CodePudding user response:

Given these steps:

  1. A branch B was created from A branch
  2. In branch B a file called XPTO.txt was created and edited several times (several commits)
  3. Another branch C was created from branch B afterwards
  4. In parallel XPTO.txt was edited several times (several commits) again in branches B and C

Your repository looks something like this:

                               (B)
                                |
                                v
                      <--b3 <--b4
                    /
a1 <--a2 <--b1 <--b2
       ^            \
       |             <--c1 <--c2
      (A)                      ^
                               |
                              (C)

The lower-case labels are individual commits, linked together by their "parent" references (the backwards-facing arrows). The upper-case labels are branches, which in git's model are just a pointer to a particular commit, which can be used to reference that commit plus all its ancestors.

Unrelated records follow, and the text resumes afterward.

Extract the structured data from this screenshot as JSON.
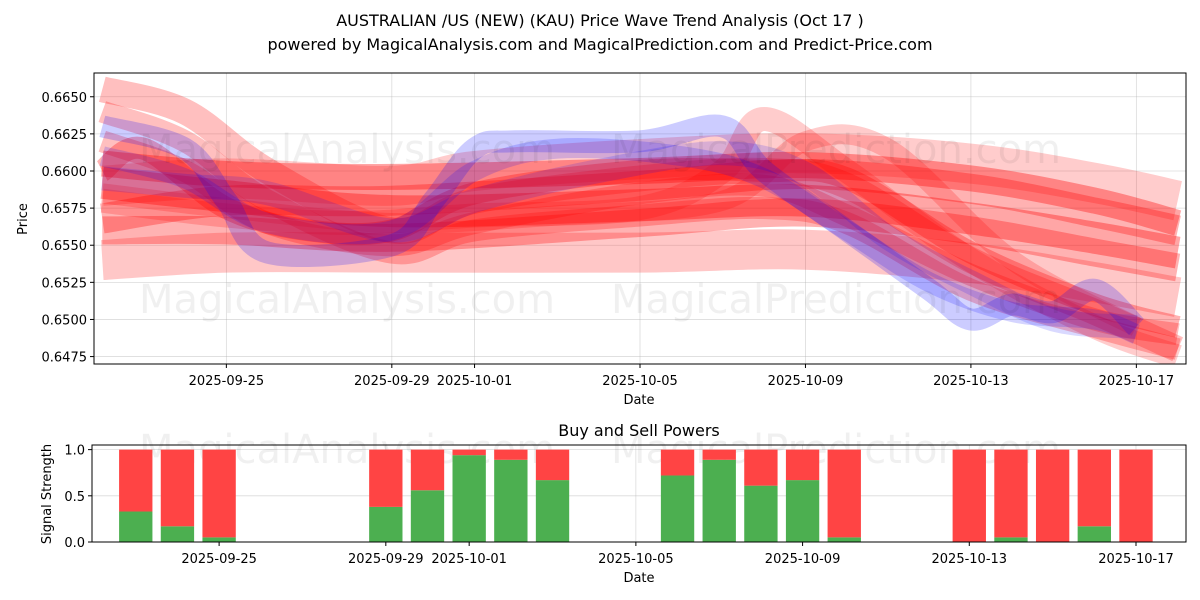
{
  "title_line1": "AUSTRALIAN /US (NEW) (KAU) Price Wave Trend Analysis (Oct 17 )",
  "title_line2": "powered by MagicalAnalysis.com and MagicalPrediction.com and Predict-Price.com",
  "watermarks": [
    "MagicalAnalysis.com",
    "MagicalPrediction.com"
  ],
  "colors": {
    "red": "#ff0000",
    "blue": "#0000ff",
    "buy": "#4caf50",
    "sell": "#ff4444",
    "grid": "#b0b0b0"
  },
  "chart_data": [
    {
      "type": "line",
      "title": "",
      "xlabel": "Date",
      "ylabel": "Price",
      "x_ticks": [
        "2025-09-25",
        "2025-09-29",
        "2025-10-01",
        "2025-10-05",
        "2025-10-09",
        "2025-10-13",
        "2025-10-17"
      ],
      "y_ticks": [
        "0.6475",
        "0.6500",
        "0.6525",
        "0.6550",
        "0.6575",
        "0.6600",
        "0.6625",
        "0.6650"
      ],
      "xlim": [
        "2025-09-21.8",
        "2025-10-18.2"
      ],
      "ylim": [
        0.647,
        0.6666
      ],
      "grid": true,
      "series": [
        {
          "color": "red",
          "alpha": 0.35,
          "width": 32,
          "x": [
            "2025-09-22",
            "2025-09-25",
            "2025-09-29",
            "2025-10-05",
            "2025-10-09",
            "2025-10-13",
            "2025-10-16",
            "2025-10-18"
          ],
          "y": [
            0.6592,
            0.6583,
            0.6573,
            0.6577,
            0.658,
            0.6568,
            0.6555,
            0.6545
          ]
        },
        {
          "color": "red",
          "alpha": 0.3,
          "width": 30,
          "x": [
            "2025-09-22",
            "2025-09-25",
            "2025-09-29",
            "2025-10-05",
            "2025-10-09",
            "2025-10-13",
            "2025-10-16",
            "2025-10-18"
          ],
          "y": [
            0.6568,
            0.658,
            0.658,
            0.659,
            0.6598,
            0.6588,
            0.6572,
            0.656
          ]
        },
        {
          "color": "red",
          "alpha": 0.35,
          "width": 26,
          "x": [
            "2025-09-22",
            "2025-09-25",
            "2025-09-29",
            "2025-10-05",
            "2025-10-09",
            "2025-10-13",
            "2025-10-16",
            "2025-10-18"
          ],
          "y": [
            0.6605,
            0.6598,
            0.6596,
            0.66,
            0.6604,
            0.6595,
            0.658,
            0.6565
          ]
        },
        {
          "color": "red",
          "alpha": 0.3,
          "width": 28,
          "x": [
            "2025-09-22",
            "2025-09-25",
            "2025-09-29",
            "2025-10-05",
            "2025-10-09",
            "2025-10-13",
            "2025-10-16",
            "2025-10-18"
          ],
          "y": [
            0.656,
            0.656,
            0.6555,
            0.6565,
            0.6572,
            0.656,
            0.6545,
            0.6535
          ]
        },
        {
          "color": "red",
          "alpha": 0.22,
          "width": 40,
          "x": [
            "2025-09-22",
            "2025-09-25",
            "2025-09-29",
            "2025-10-05",
            "2025-10-09",
            "2025-10-13",
            "2025-10-16",
            "2025-10-18"
          ],
          "y": [
            0.654,
            0.6545,
            0.6545,
            0.6545,
            0.6547,
            0.6538,
            0.6525,
            0.6515
          ]
        },
        {
          "color": "red",
          "alpha": 0.2,
          "width": 40,
          "x": [
            "2025-09-22",
            "2025-09-25",
            "2025-09-29",
            "2025-10-01",
            "2025-10-05",
            "2025-10-09",
            "2025-10-13",
            "2025-10-16",
            "2025-10-18"
          ],
          "y": [
            0.659,
            0.6595,
            0.659,
            0.66,
            0.6608,
            0.6612,
            0.6605,
            0.6592,
            0.658
          ]
        },
        {
          "color": "red",
          "alpha": 0.3,
          "width": 22,
          "x": [
            "2025-09-22",
            "2025-09-23",
            "2025-09-25",
            "2025-09-27",
            "2025-09-29",
            "2025-10-01",
            "2025-10-05",
            "2025-10-08",
            "2025-10-10",
            "2025-10-13",
            "2025-10-16",
            "2025-10-18"
          ],
          "y": [
            0.66,
            0.6615,
            0.6575,
            0.656,
            0.656,
            0.6585,
            0.66,
            0.66,
            0.6595,
            0.6545,
            0.651,
            0.6495
          ]
        },
        {
          "color": "red",
          "alpha": 0.25,
          "width": 26,
          "x": [
            "2025-09-22",
            "2025-09-24",
            "2025-09-26",
            "2025-09-29",
            "2025-10-01",
            "2025-10-05",
            "2025-10-08",
            "2025-10-10",
            "2025-10-13",
            "2025-10-16",
            "2025-10-18"
          ],
          "y": [
            0.6655,
            0.664,
            0.66,
            0.656,
            0.658,
            0.6595,
            0.66,
            0.659,
            0.654,
            0.6505,
            0.648
          ]
        },
        {
          "color": "red",
          "alpha": 0.25,
          "width": 22,
          "x": [
            "2025-09-22",
            "2025-09-24",
            "2025-09-26",
            "2025-09-29",
            "2025-10-01",
            "2025-10-05",
            "2025-10-08",
            "2025-10-10",
            "2025-10-13",
            "2025-10-16",
            "2025-10-18"
          ],
          "y": [
            0.664,
            0.662,
            0.658,
            0.6545,
            0.656,
            0.657,
            0.6575,
            0.6565,
            0.652,
            0.6495,
            0.648
          ]
        },
        {
          "color": "red",
          "alpha": 0.25,
          "width": 22,
          "x": [
            "2025-09-22",
            "2025-09-24",
            "2025-09-26",
            "2025-09-29",
            "2025-10-01",
            "2025-10-05",
            "2025-10-08",
            "2025-10-10",
            "2025-10-13",
            "2025-10-16",
            "2025-10-18"
          ],
          "y": [
            0.662,
            0.66,
            0.6565,
            0.655,
            0.6565,
            0.6585,
            0.659,
            0.657,
            0.653,
            0.65,
            0.649
          ]
        },
        {
          "color": "red",
          "alpha": 0.2,
          "width": 24,
          "x": [
            "2025-09-22",
            "2025-09-25",
            "2025-09-28",
            "2025-10-01",
            "2025-10-05",
            "2025-10-07",
            "2025-10-08",
            "2025-10-10",
            "2025-10-13",
            "2025-10-16",
            "2025-10-18"
          ],
          "y": [
            0.658,
            0.657,
            0.6565,
            0.657,
            0.6575,
            0.66,
            0.6635,
            0.66,
            0.654,
            0.6495,
            0.6475
          ]
        },
        {
          "color": "red",
          "alpha": 0.2,
          "width": 20,
          "x": [
            "2025-09-22",
            "2025-09-25",
            "2025-09-29",
            "2025-10-03",
            "2025-10-07",
            "2025-10-09",
            "2025-10-11",
            "2025-10-14",
            "2025-10-17"
          ],
          "y": [
            0.6585,
            0.6575,
            0.6565,
            0.657,
            0.658,
            0.662,
            0.6615,
            0.654,
            0.6495
          ]
        },
        {
          "color": "blue",
          "alpha": 0.2,
          "width": 22,
          "x": [
            "2025-09-22",
            "2025-09-24",
            "2025-09-25",
            "2025-09-26",
            "2025-09-29",
            "2025-09-30",
            "2025-10-01",
            "2025-10-02",
            "2025-10-05",
            "2025-10-07",
            "2025-10-08",
            "2025-10-10",
            "2025-10-12",
            "2025-10-13",
            "2025-10-14",
            "2025-10-15",
            "2025-10-16",
            "2025-10-17"
          ],
          "y": [
            0.663,
            0.6615,
            0.658,
            0.6545,
            0.655,
            0.658,
            0.6615,
            0.662,
            0.662,
            0.663,
            0.66,
            0.656,
            0.652,
            0.65,
            0.651,
            0.6505,
            0.652,
            0.6495
          ]
        },
        {
          "color": "blue",
          "alpha": 0.17,
          "width": 20,
          "x": [
            "2025-09-22",
            "2025-09-24",
            "2025-09-26",
            "2025-09-29",
            "2025-10-01",
            "2025-10-03",
            "2025-10-06",
            "2025-10-08",
            "2025-10-10",
            "2025-10-12",
            "2025-10-14",
            "2025-10-16",
            "2025-10-17"
          ],
          "y": [
            0.661,
            0.6595,
            0.6565,
            0.656,
            0.66,
            0.6615,
            0.661,
            0.6595,
            0.656,
            0.6525,
            0.6505,
            0.65,
            0.649
          ]
        },
        {
          "color": "blue",
          "alpha": 0.15,
          "width": 24,
          "x": [
            "2025-09-22",
            "2025-09-24",
            "2025-09-26",
            "2025-09-29",
            "2025-10-01",
            "2025-10-04",
            "2025-10-07",
            "2025-10-09",
            "2025-10-11",
            "2025-10-13",
            "2025-10-15",
            "2025-10-17"
          ],
          "y": [
            0.6595,
            0.659,
            0.6585,
            0.656,
            0.658,
            0.66,
            0.6612,
            0.6598,
            0.6555,
            0.6525,
            0.65,
            0.6495
          ]
        }
      ]
    },
    {
      "type": "bar",
      "title": "Buy and Sell Powers",
      "xlabel": "Date",
      "ylabel": "Signal Strength",
      "x_ticks": [
        "2025-09-25",
        "2025-09-29",
        "2025-10-01",
        "2025-10-05",
        "2025-10-09",
        "2025-10-13",
        "2025-10-17"
      ],
      "y_ticks": [
        "0.0",
        "0.5",
        "1.0"
      ],
      "ylim": [
        0,
        1.05
      ],
      "grid": true,
      "categories": [
        "2025-09-23",
        "2025-09-24",
        "2025-09-25",
        "2025-09-29",
        "2025-09-30",
        "2025-10-01",
        "2025-10-02",
        "2025-10-03",
        "2025-10-06",
        "2025-10-07",
        "2025-10-08",
        "2025-10-09",
        "2025-10-10",
        "2025-10-13",
        "2025-10-14",
        "2025-10-15",
        "2025-10-16",
        "2025-10-17"
      ],
      "series": [
        {
          "name": "Buy",
          "values": [
            0.33,
            0.17,
            0.05,
            0.38,
            0.56,
            0.94,
            0.89,
            0.67,
            0.72,
            0.89,
            0.61,
            0.67,
            0.05,
            0.0,
            0.05,
            0.0,
            0.17,
            0.0
          ]
        },
        {
          "name": "Sell",
          "values": [
            0.67,
            0.83,
            0.95,
            0.62,
            0.44,
            0.06,
            0.11,
            0.33,
            0.28,
            0.11,
            0.39,
            0.33,
            0.95,
            1.0,
            0.95,
            1.0,
            0.83,
            1.0
          ]
        }
      ]
    }
  ]
}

Note that the commits b1 and b2 are the ones originally created on branch B, but as far as git is concerned they are just as much a part of the history of branch C.

So now:

  • The pull request (PR) from branch C into branch A must not have the changes made in XPTO.txt from branch B before branch C was created

There is no direct way of telling git this - it doesn't know which commits "belong to" branch B or "came before" branch C. If you ask to merge branch C into A, it will look back until it finds a common ancestor, which as a2, so the commits to merge are b1, b2, c1, and c2.

In order to "remove" those commits, you need to create new commits that don't have them in their history. This is what the "git rebase" command is for.

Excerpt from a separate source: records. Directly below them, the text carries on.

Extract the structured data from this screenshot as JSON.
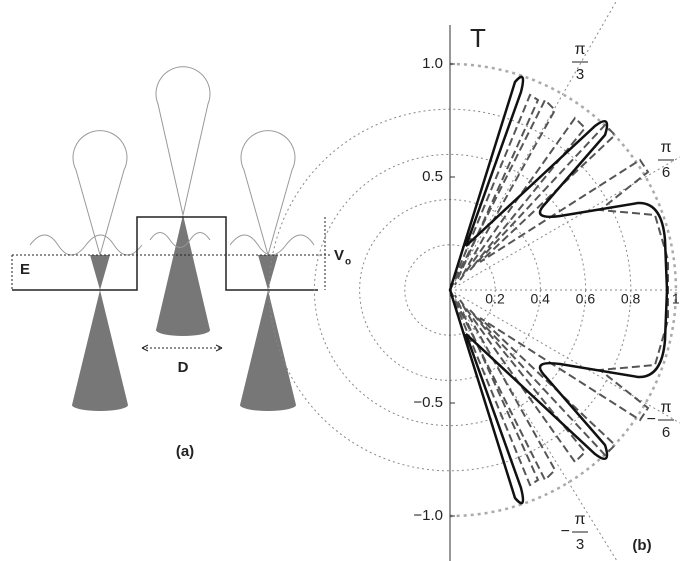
{
  "panel_a": {
    "energy_label": "E",
    "barrier_label": "V",
    "barrier_subscript": "o",
    "width_label": "D",
    "caption": "(a)"
  },
  "panel_b": {
    "axis_label": "T",
    "y_ticks": [
      "1.0",
      "0.5",
      "−0.5",
      "−1.0"
    ],
    "x_ticks": [
      "0.2",
      "0.4",
      "0.6",
      "0.8",
      "1"
    ],
    "angles": [
      {
        "sign": "",
        "numerator": "π",
        "denominator": "3"
      },
      {
        "sign": "",
        "numerator": "π",
        "denominator": "6"
      },
      {
        "sign": "−",
        "numerator": "π",
        "denominator": "6"
      },
      {
        "sign": "−",
        "numerator": "π",
        "denominator": "3"
      }
    ],
    "caption": "(b)"
  }
}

In this case, you need to rebase the commits after "b2" onto "A", so the command would be git rebase b2 C --onto A. The result will look something like this:

                               (B)
                                |
                                v
                      <--b3 <--b4
                    /
a1 <--a2 <--b1 <--b2
      ^ \           \
      |  \           <--c1 <--c2
     (A)  \
           <--c3 <--c4
                     ^
                     |
                    (C)

Now commits b1 and b2 aren't part of C's history any more.

Commits c3 and c4 will be created by the rebase command based on c1 and c2, respectively, but don't link to them in any way. If there's no other branch or tag pointing at commits c1 and c2, they will eventually be "garbage collected" as orphaned data.

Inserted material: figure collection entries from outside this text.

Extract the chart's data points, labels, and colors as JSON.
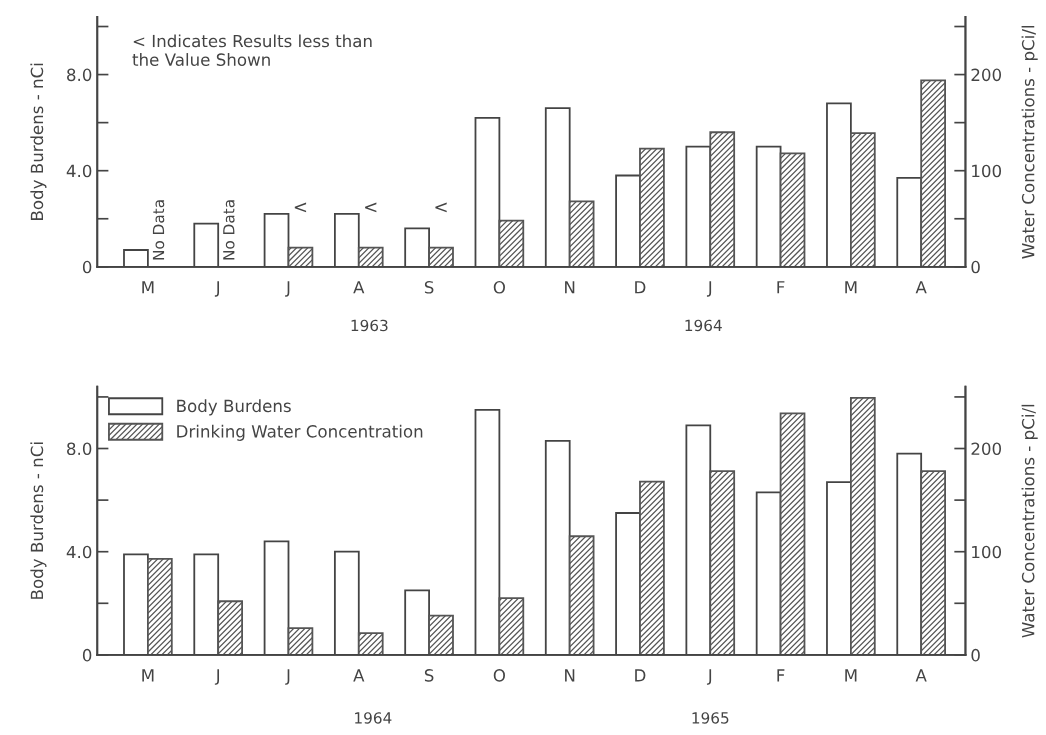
{
  "chart_data": [
    {
      "type": "bar",
      "categories": [
        "M",
        "J",
        "J",
        "A",
        "S",
        "O",
        "N",
        "D",
        "J",
        "F",
        "M",
        "A"
      ],
      "series": [
        {
          "color": "#ffffff",
          "values": [
            0.7,
            1.8,
            2.2,
            2.2,
            1.6,
            6.2,
            6.6,
            3.8,
            5.0,
            5.0,
            6.8,
            3.7
          ]
        },
        {
          "color": "#555555",
          "axis": "y2",
          "values": [
            null,
            null,
            20,
            20,
            20,
            48,
            68,
            123,
            140,
            118,
            139,
            194
          ]
        }
      ],
      "ylabel": "Body Burdens - nCi",
      "y2label": "Water Concentrations - pCi/l",
      "ylim": [
        0,
        10.4
      ],
      "yticks": [
        0,
        {
          "value": 2,
          "label": null
        },
        {
          "value": 4,
          "label": "4.0"
        },
        {
          "value": 6,
          "label": null
        },
        {
          "value": 8,
          "label": "8.0"
        },
        {
          "value": 10,
          "label": null
        }
      ],
      "y2lim": [
        0,
        260
      ],
      "y2ticks": [
        0,
        {
          "value": 50,
          "label": null
        },
        100,
        {
          "value": 150,
          "label": null
        },
        200,
        {
          "value": 250,
          "label": null
        }
      ],
      "annotations": [
        "< Indicates Results less than\nthe Value Shown",
        {
          "text": "No Data",
          "x": "M",
          "y": 0
        },
        {
          "text": "No Data",
          "x": "J",
          "y": 0
        },
        "<",
        "<",
        "1963",
        "<",
        "1964"
      ],
      "legend": false
    },
    {
      "type": "bar",
      "categories": [
        "M",
        "J",
        "J",
        "A",
        "S",
        "O",
        "N",
        "D",
        "J",
        "F",
        "M",
        "A"
      ],
      "series": [
        {
          "name": "Body Burdens",
          "color": "#ffffff",
          "values": [
            3.9,
            3.9,
            4.4,
            4.0,
            2.5,
            9.5,
            8.3,
            5.5,
            8.9,
            6.3,
            6.7,
            7.8
          ]
        },
        {
          "name": "Drinking Water Concentration",
          "color": "#555555",
          "axis": "y2",
          "values": [
            93,
            52,
            26,
            21,
            38,
            55,
            115,
            168,
            178,
            234,
            249,
            178
          ]
        }
      ],
      "ylabel": "Body Burdens - nCi",
      "y2label": "Water Concentrations - pCi/l",
      "ylim": [
        0,
        10.4
      ],
      "yticks": [
        0,
        {
          "value": 2,
          "label": null
        },
        {
          "value": 4,
          "label": "4.0"
        },
        {
          "value": 6,
          "label": null
        },
        {
          "value": 8,
          "label": "8.0"
        },
        {
          "value": 10,
          "label": null
        }
      ],
      "y2lim": [
        0,
        260
      ],
      "y2ticks": [
        0,
        {
          "value": 50,
          "label": null
        },
        100,
        {
          "value": 150,
          "label": null
        },
        200,
        {
          "value": 250,
          "label": null
        }
      ],
      "annotations": [
        "1964",
        "1965"
      ],
      "legend": "top left"
    }
  ]
}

If you want to have part of the changes from commits b1 and b2, you will need to add them back manually as a new commit. This may or may not lead to conflicts later, depending on whether the merge algorithm can figure out what you're trying to do. But that's just a fact of life: two parallel changes to the same file have a risk of conflicting.


Note that this is very different from reverting the changes (either with "git revert", or manually undoing them) which creates additional commits in the history:

                               (B)
                                |
                                v
                      <--b3 <--b4
                    /
a1 <--a2 <--b1 <--b2
       ^            \
       |             <--c1 <--c2 <--rb1 <--rb2
      (A)                                   ^
                                            |
                                           (C)

Here, "rb1" undoes the changes from "b1", and "rb2" undoes the changes from "b2", but all four commits are part of C's history. Once you merge to A, they will all be part of A's history as well, so only b3 and b4 will be "new" when you merge in branch B.

The only other way around this is to rebase branch B to create new copies of the commits to merge after the revert. This leads to a messy history, but is sometimes the way out of a mess.

                               (B)
                                |
                                V
          <--b5 <--b6 <--b7 <--b8
        /
       |
       |             <--b3 <--b4
       |            /
a1 <--a2 <--b1 <--b2
       ^            \
       |             <--c1 <--c2 <--rb1 <--rb2
      (A)                                   ^
                                            |
                                           (C)

Here, b5, b6, b7, and b8 are the versions of b1, b2, b3, and b4 recreated by the rebase command.